Меня уложили спать. Лёжа за ширмой, я слушала разговоры взрослых.
– …В командировке, – рассказывал Виталик маме, – я ночевал в гостинице в номере на двоих. Форточки мы открывали из-за жары. И кто только ни слетался в нашу комнату…
Я дремала, покачиваясь на невидимых волнах.
– Ночью просыпаюсь и вижу: стоит надо мной этот казах и машет руками.
Меня сладко укачивало, потом вдруг толкнуло, и я с обрыва упала на свою кровать в комнате, где приглушённо звучал баритон:
– Я схватил его, завернул в кухонное полотенце и выбросил в окно.
Опять покачивание – и погружение в вяжущую темноту.
– …Он до сих пор там летает.
Какой Виталик храбрый, думала я, засыпая. Не побоялся страшного казаха, который махал на него руками, – схватил его и выбросил в окно!
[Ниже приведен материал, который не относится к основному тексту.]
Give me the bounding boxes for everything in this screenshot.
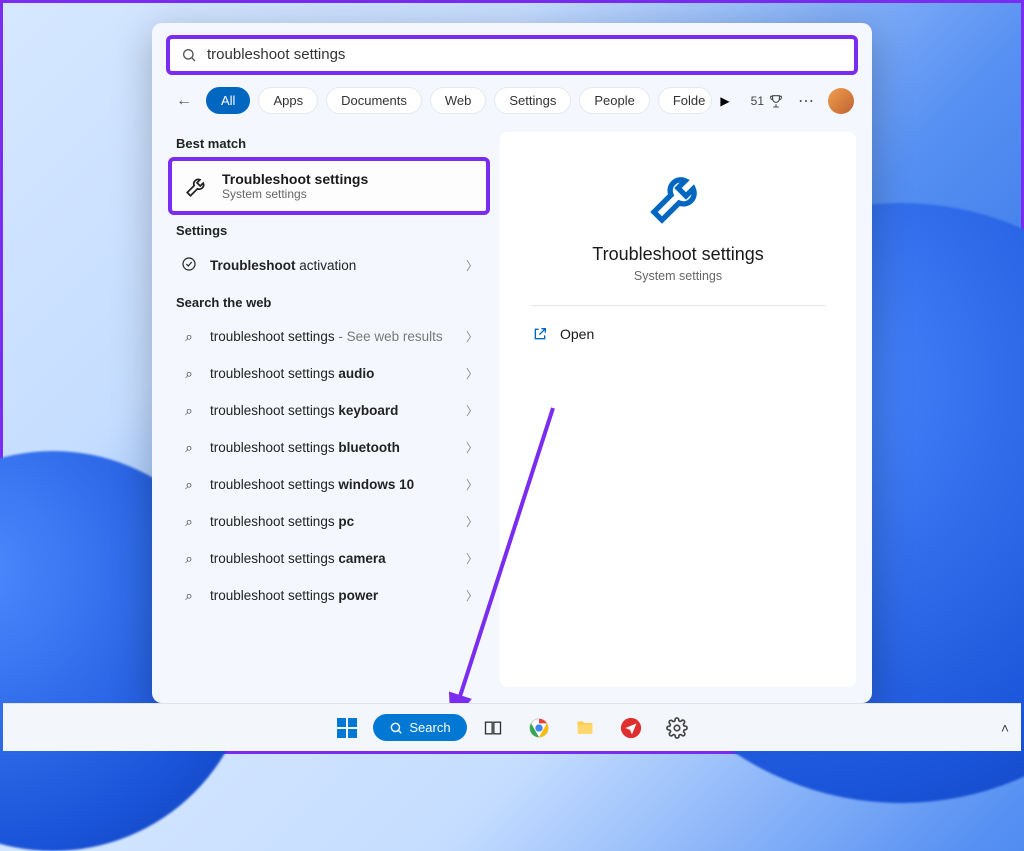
best-match-header: Best match	[170, 126, 488, 159]
taskbar-search-label: Search	[409, 720, 450, 735]
result-text-bold: camera	[338, 551, 385, 566]
gear-icon	[666, 717, 688, 739]
result-text: activation	[299, 258, 356, 273]
search-icon: ⌕	[180, 477, 198, 493]
filter-row: ← All Apps Documents Web Settings People…	[152, 81, 872, 126]
explorer-button[interactable]	[565, 708, 605, 748]
best-match-title: Troubleshoot settings	[222, 171, 368, 187]
web-result[interactable]: ⌕ troubleshoot settings pc 〉	[170, 503, 488, 540]
chevron-right-icon: 〉	[466, 550, 478, 567]
result-text-bold: power	[338, 588, 378, 603]
windows-logo-icon	[337, 718, 357, 738]
web-result[interactable]: ⌕ troubleshoot settings keyboard 〉	[170, 392, 488, 429]
filter-apps[interactable]: Apps	[258, 87, 318, 114]
result-text: troubleshoot settings	[210, 477, 338, 492]
result-text: troubleshoot settings	[210, 366, 338, 381]
search-input[interactable]	[207, 46, 843, 63]
search-icon: ⌕	[180, 551, 198, 567]
filter-folders[interactable]: Folde	[658, 87, 713, 114]
settings-result[interactable]: Troubleshoot activation 〉	[170, 246, 488, 285]
result-text: troubleshoot settings	[210, 403, 338, 418]
chevron-right-icon: 〉	[466, 587, 478, 604]
web-result[interactable]: ⌕ troubleshoot settings - See web result…	[170, 318, 488, 355]
chevron-right-icon: 〉	[466, 476, 478, 493]
filter-settings[interactable]: Settings	[494, 87, 571, 114]
web-result[interactable]: ⌕ troubleshoot settings camera 〉	[170, 540, 488, 577]
more-options-icon[interactable]: ⋯	[792, 91, 820, 111]
search-panel: ← All Apps Documents Web Settings People…	[152, 23, 872, 703]
web-result[interactable]: ⌕ troubleshoot settings windows 10 〉	[170, 466, 488, 503]
search-icon: ⌕	[180, 366, 198, 382]
chrome-button[interactable]	[519, 708, 559, 748]
task-view-button[interactable]	[473, 708, 513, 748]
filter-more-icon[interactable]: ▶	[720, 94, 729, 108]
result-text-bold: audio	[338, 366, 374, 381]
divider	[530, 305, 826, 306]
back-button[interactable]: ←	[170, 88, 198, 114]
result-text-bold: Troubleshoot	[210, 258, 299, 273]
search-icon: ⌕	[180, 403, 198, 419]
result-text: troubleshoot settings	[210, 514, 338, 529]
chrome-icon	[528, 717, 550, 739]
taskbar: Search ˄	[3, 703, 1021, 751]
send-icon	[620, 717, 642, 739]
search-icon: ⌕	[180, 440, 198, 456]
search-icon	[181, 47, 197, 63]
search-icon: ⌕	[180, 514, 198, 530]
search-icon: ⌕	[180, 329, 198, 345]
best-match-item[interactable]: Troubleshoot settings System settings	[170, 159, 488, 213]
chevron-up-icon[interactable]: ˄	[1001, 720, 1009, 736]
result-text-bold: windows 10	[338, 477, 414, 492]
result-text: troubleshoot settings	[210, 329, 335, 344]
wrench-icon	[184, 173, 210, 199]
taskbar-search-button[interactable]: Search	[373, 714, 466, 741]
web-result[interactable]: ⌕ troubleshoot settings bluetooth 〉	[170, 429, 488, 466]
open-icon	[532, 326, 548, 342]
filter-people[interactable]: People	[579, 87, 649, 114]
web-result[interactable]: ⌕ troubleshoot settings audio 〉	[170, 355, 488, 392]
folder-icon	[574, 718, 596, 738]
filter-all[interactable]: All	[206, 87, 250, 114]
web-result[interactable]: ⌕ troubleshoot settings power 〉	[170, 577, 488, 614]
open-action[interactable]: Open	[530, 322, 596, 346]
search-box[interactable]	[168, 37, 856, 73]
result-text-bold: pc	[338, 514, 354, 529]
chevron-right-icon: 〉	[466, 365, 478, 382]
result-text-bold: keyboard	[338, 403, 398, 418]
app-button[interactable]	[611, 708, 651, 748]
rewards-count: 51	[751, 94, 764, 108]
preview-pane: Troubleshoot settings System settings Op…	[500, 132, 856, 687]
check-icon	[180, 256, 198, 275]
settings-header: Settings	[170, 213, 488, 246]
rewards-counter[interactable]: 51	[751, 93, 784, 109]
result-text-bold: bluetooth	[338, 440, 399, 455]
chevron-right-icon: 〉	[466, 513, 478, 530]
settings-button[interactable]	[657, 708, 697, 748]
result-text: troubleshoot settings	[210, 551, 338, 566]
open-label: Open	[560, 326, 594, 342]
start-button[interactable]	[327, 708, 367, 748]
user-avatar[interactable]	[828, 88, 854, 114]
chevron-right-icon: 〉	[466, 439, 478, 456]
trophy-icon	[768, 93, 784, 109]
chevron-right-icon: 〉	[466, 257, 478, 274]
search-icon: ⌕	[180, 588, 198, 604]
result-text: troubleshoot settings	[210, 440, 338, 455]
result-text: troubleshoot settings	[210, 588, 338, 603]
filter-web[interactable]: Web	[430, 87, 487, 114]
chevron-right-icon: 〉	[466, 328, 478, 345]
search-icon	[389, 721, 403, 735]
preview-title: Troubleshoot settings	[592, 244, 763, 265]
preview-subtitle: System settings	[634, 269, 722, 283]
web-header: Search the web	[170, 285, 488, 318]
result-hint: - See web results	[335, 329, 443, 344]
results-column: Best match Troubleshoot settings System …	[152, 126, 492, 703]
best-match-subtitle: System settings	[222, 187, 368, 201]
wrench-icon	[646, 164, 710, 228]
task-view-icon	[483, 718, 503, 738]
filter-documents[interactable]: Documents	[326, 87, 422, 114]
chevron-right-icon: 〉	[466, 402, 478, 419]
Летучий Казах стал персонажем моих детских кошмаров. Но под конец во сне обязательно появлялся Виталик с полотенцем и бесстрашно прогонял Казаха.
7. Воспитание-укрощение
Теперь, когда меня задирали другие дети, я злорадно говорила:
– Только тронь – я Виталику скажу!
Слухи в посёлке разносятся быстро. Вскоре каждый знал, что у меня новый папа, который по утрам бегает по парку и подтягивается на турнике. А ещё он – начальник на заводе, и отцы моих обидчиков у него в подчинении.
При этом он долго оставался для меня «Виталиком».
Конечно, я хотела, чтобы у меня появился папа. Ни у кого из моих друзей не было папы, а у меня он есть. Но мама сказала: «Приедет Виталик!» – и тем самым определила, как мне его называть.
Мы с Виталиком поднимаемся высоко в гору. Мальчишки, увязавшиеся с нами, тащатся следом. А я еду на плечах Виталика, горделиво посматривая то перед собою, как султан, покачивающийся на слоне, то на отставших друзей – через плечо.
Выходим к воротам парка-заповедника. Я уже бывала здесь с мамой и в юрте-ашхане завтракала, сидя на кошме8. Однажды мы смотрели, как проходят ежегодные молодёжные игры: кыз-кумай9, лазание по шесту за призом, перетягивание каната… Но сегодня ворота закрыты.
Я быстро и плавно приземляюсь – и оказываюсь на своих ногах.
– Хочешь, Таня, мы всё-таки попадём в парк? – спрашивает меня Виталик.
– Хотеть будет мама, – отвечаю я твёрдо. – А моё дело – слушаться.
Виталик усмехается:
– Вот это воспитание! Твоей маме бы дрессировщиком работать…
Пока мы стоим у закрытых ворот, мальчишки нас догоняют.
– Ну, тогда лезь – говорит Виталик решительно. И, подняв меня, просовывает между широкими прутьями ограды. Затем лезет наверх, подтягивается на руках, перекидывает сильное тело через забор и прыгает на землю рядом со мной.
Мальчишки из-за забора смотрят с завистью: они тоже так хотят. Каждый мечтает повторить подвиг Виталика. И каждый отдал бы половину своих детских сокровищ за то, чтобы это его папа сейчас совершал акробатические трюки…
Мои друзья раздумывают: рисковать или не рисковать? Витька соразмеряет свои возможности и видит, что ему не пролезть. Генка и ленинградец Ярек пытаются протиснуться между прутьями.
Ярек – мой жених, утончённый домашний мальчик. Он занимается бальными танцами. У Ярека большие красивые глаза: карие, глубокие, мечтательные. Они выделяют Ярека из шайки поселковых ребят, лупоглазых и голубоглазых. Его легко краснеющие щёки украшают симметричные родинки-точечки, штук шесть или восемь, и это не простые конопушки, как на облезлых от солнца физиономиях Генки, Тишки и Витьки (у тех – целые созвездия, соцветия, россыпи). Когда Ярек волнуется, он дёргает плечиком – мама говорит, это оттого, что у него «невроз».
Яреку удаётся втиснуться между прутьями. А у Генки застревает рахитичный живот… Он с трудом вытягивает обратно своё пузо и остаётся снаружи, с Витькой.